Classifieds

April 3, 2006

Husband of outed CIA operative Valerie Plame to headline teach-in at UCSC

By Scott Rappaport

Former U.S. ambassador to Iraq Joseph Wilson—the husband of outed CIA operative Valerie Plame—will be among the featured speakers at “The War on Terror: A Credible Threat,” a daylong teach-in that will take place on Monday, April 24, at the UCSC Quarry Amphitheater.

Photo: Joseph Wilson

Joseph Wilson

The 10 a.m. to 8 p.m. public event will feature nationally known speakers for a day of reflection on U.S. international politics and university life.

Guest speakers will include U.S. Representative Sam Farr; prominent law professors from UCLA, UC Berkeley, Columbia, and Georgetown University; Santa Cruz mayor Cynthia Mathews; and senior UCSC faculty members. Chancellor Denton is also expected to attend and speak briefly. Admission is free.

Wilson is now at the center of a controversy involving the White House, the CIA, and the Iraq war.
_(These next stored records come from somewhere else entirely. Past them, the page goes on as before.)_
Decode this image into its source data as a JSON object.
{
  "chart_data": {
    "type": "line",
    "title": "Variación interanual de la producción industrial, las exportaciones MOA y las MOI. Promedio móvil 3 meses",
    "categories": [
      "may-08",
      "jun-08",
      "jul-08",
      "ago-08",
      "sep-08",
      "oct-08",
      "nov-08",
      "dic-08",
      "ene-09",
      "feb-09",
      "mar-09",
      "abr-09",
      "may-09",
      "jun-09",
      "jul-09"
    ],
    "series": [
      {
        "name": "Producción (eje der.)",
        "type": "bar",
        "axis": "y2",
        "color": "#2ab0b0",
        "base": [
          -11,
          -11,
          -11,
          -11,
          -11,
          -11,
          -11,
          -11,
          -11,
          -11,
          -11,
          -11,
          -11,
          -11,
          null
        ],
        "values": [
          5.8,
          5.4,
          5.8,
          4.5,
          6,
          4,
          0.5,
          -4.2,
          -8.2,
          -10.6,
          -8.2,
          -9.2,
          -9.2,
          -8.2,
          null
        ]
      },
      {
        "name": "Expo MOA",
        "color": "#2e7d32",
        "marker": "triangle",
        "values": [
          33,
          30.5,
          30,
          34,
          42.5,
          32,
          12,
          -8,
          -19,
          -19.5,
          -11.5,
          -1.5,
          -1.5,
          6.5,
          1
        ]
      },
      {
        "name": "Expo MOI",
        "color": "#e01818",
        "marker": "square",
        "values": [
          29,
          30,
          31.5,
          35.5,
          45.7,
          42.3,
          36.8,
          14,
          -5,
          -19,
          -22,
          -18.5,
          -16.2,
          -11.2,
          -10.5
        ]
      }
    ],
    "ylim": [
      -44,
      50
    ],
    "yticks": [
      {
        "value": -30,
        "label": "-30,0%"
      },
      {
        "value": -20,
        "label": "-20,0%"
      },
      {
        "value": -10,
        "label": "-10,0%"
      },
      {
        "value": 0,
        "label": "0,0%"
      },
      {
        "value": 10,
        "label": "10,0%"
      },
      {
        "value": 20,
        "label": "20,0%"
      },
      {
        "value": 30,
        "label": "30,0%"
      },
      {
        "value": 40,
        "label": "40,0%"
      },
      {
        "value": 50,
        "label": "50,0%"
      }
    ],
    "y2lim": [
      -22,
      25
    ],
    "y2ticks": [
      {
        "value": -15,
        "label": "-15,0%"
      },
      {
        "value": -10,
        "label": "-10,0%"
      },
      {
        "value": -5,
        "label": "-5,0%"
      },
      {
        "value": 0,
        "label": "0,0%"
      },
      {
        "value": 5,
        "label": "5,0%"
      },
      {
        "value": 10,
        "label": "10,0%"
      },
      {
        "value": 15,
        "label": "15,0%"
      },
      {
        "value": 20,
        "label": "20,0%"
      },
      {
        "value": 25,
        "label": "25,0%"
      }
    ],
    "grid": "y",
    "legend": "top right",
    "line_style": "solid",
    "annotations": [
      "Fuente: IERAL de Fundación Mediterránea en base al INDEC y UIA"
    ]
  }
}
His wife’s identity was disclosed after he asserted in a New York Times op-ed column that the administration twisted prewar intelligence to exaggerate the Iraqi threat from a nuclear weapons program.

The teach-in is designed to address growing concern over warrantless searches of U.S. citizens, confirmed reports of torture in U.S.-controlled prisons, alleged violations of constitutional and international law in the war on terror, and the deteriorating situations in Iraq, Afghanistan, and the Middle East. It was initiated by Faculty Against War—a group of 25 senior UCSC faculty members—and a coalition of student organizations, including Students Against War (SAW).
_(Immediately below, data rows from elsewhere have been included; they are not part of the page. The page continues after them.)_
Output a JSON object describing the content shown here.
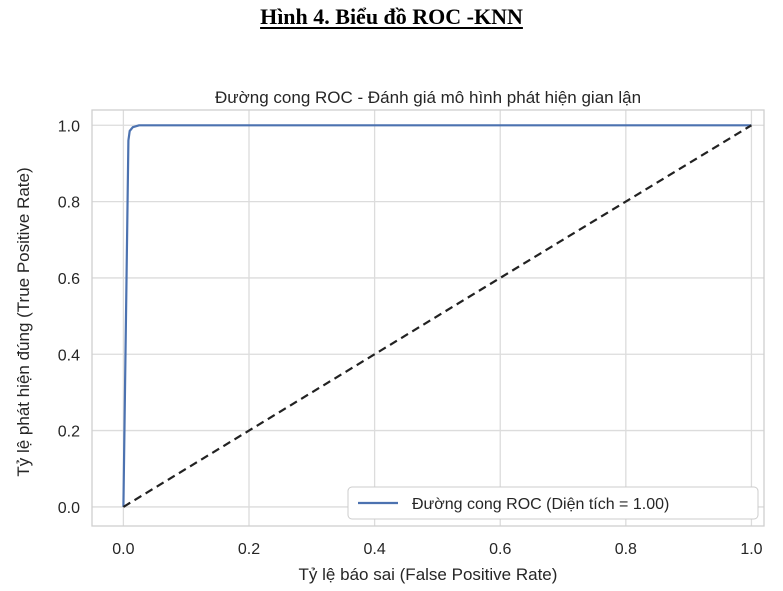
{
  "figure": {
    "caption": "Hình 4. Biểu đồ ROC -KNN"
  },
  "chart_data": {
    "type": "line",
    "title": "Đường cong ROC - Đánh giá mô hình phát hiện gian lận",
    "xlabel": "Tỷ lệ báo sai (False Positive Rate)",
    "ylabel": "Tỷ lệ phát hiện đúng (True Positive Rate)",
    "xlim": [
      -0.05,
      1.02
    ],
    "ylim": [
      -0.05,
      1.04
    ],
    "xticks": [
      0.0,
      0.2,
      0.4,
      0.6,
      0.8,
      1.0
    ],
    "yticks": [
      0.0,
      0.2,
      0.4,
      0.6,
      0.8,
      1.0
    ],
    "xtick_labels": [
      "0.0",
      "0.2",
      "0.4",
      "0.6",
      "0.8",
      "1.0"
    ],
    "ytick_labels": [
      "0.0",
      "0.2",
      "0.4",
      "0.6",
      "0.8",
      "1.0"
    ],
    "grid": true,
    "legend_position": "bottom-right",
    "series": [
      {
        "name": "Đường cong ROC (Diện tích = 1.00)",
        "color": "#4c72b0",
        "style": "solid",
        "x": [
          0.0,
          0.008,
          0.01,
          0.015,
          0.025,
          0.04,
          0.1,
          0.5,
          1.0
        ],
        "y": [
          0.0,
          0.96,
          0.985,
          0.995,
          1.0,
          1.0,
          1.0,
          1.0,
          1.0
        ]
      },
      {
        "color": "#222222",
        "style": "dashed",
        "x": [
          0.0,
          1.0
        ],
        "y": [
          0.0,
          1.0
        ]
      }
    ]
  }
}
“As educators, we feel an obligation to respond, and so we have chosen to respond with education,” noted UCSC politics professor Michael Urban, who spoke on behalf of Faculty Against War. 

The idea for the event grew out of outrage at the Pentagon’s spying on antiwar activities by students and a recent report in which UCSC was characterized as being a “credible threat” to national security. Chancellor Denton challenged that designation with members of Congress, and it was subsequently removed from the Pentagon’s database.
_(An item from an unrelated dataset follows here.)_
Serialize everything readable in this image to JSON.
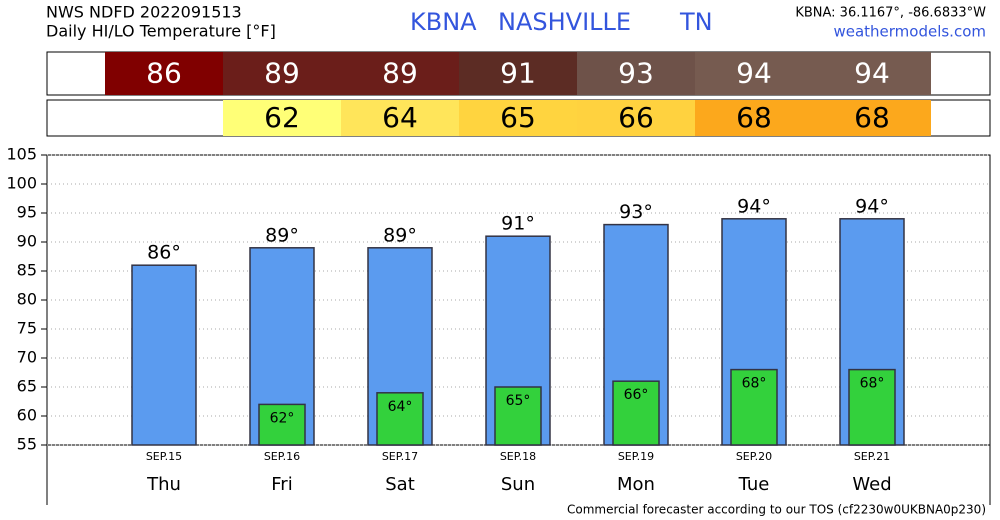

“This event is an effort to spark a national movement similar to the kind of effective teach-ins that were mounted in the 1960s and 1970s about the war in Vietnam,” said feminist studies professor Bettina Aptheker. The organizers aim to “provide a forum for those who want to consider what is being done in their names, and to inform the judgment and discretion of both the academic and civic communities,” she added.

The list of speakers slated for the event includes:

• Richard Abel, Professor, UCLA School of Law

• Bettina Aptheker, UCSC Professor, Feminist Studies and History

Maria Blanco, Executive Director, Lawyers' Committee for Civil Rights of the San Francisco Bay Area

• Judith Butler, Professor, UC Berkeley Departments of Rhetoric, Comparative Literature, and Gender & Women's Studies

David Cole, Professor, Georgetown University School of Law

• U.S. Representative Sam Farr

• Safaa J. Ibrahim, Council on American-Islamic Relations

• Cynthia Mathews, Mayor, City of Santa Cruz

• Eben Moglen, Professor, Columbia University School of Law

• Alan Richards, UCSC Professor, Economics and Environmental Studies

• Miguel Tinker-Salas, Professor, Pomona College, Latin American History

• Neferti Tadiar, UCSC Associate Professor, History of Consciousness

• Daniel Wirls, UCSC Professor, Politics

Major funding for the teach-in has been provided by the Offices of the Chancellor, Executive Vice Chancellor, and Student Affairs, with additional contributions from the Anthropology Department, Center for Cultural Studies, Center for Justice, Tolerance and Community (CJTC), College Nine, College Ten, Cowell College, Equal Employment Opportunity/Affirmative Action Office, Feminist Studies Department, History Department, Institute for Advanced Feminist Research (IAFR), Institute for Humanities Research, Literature Department, Women’s Center, the Santa Cruz Chapter of the American Civil Liberties Union, and other concerned campus and community organizations.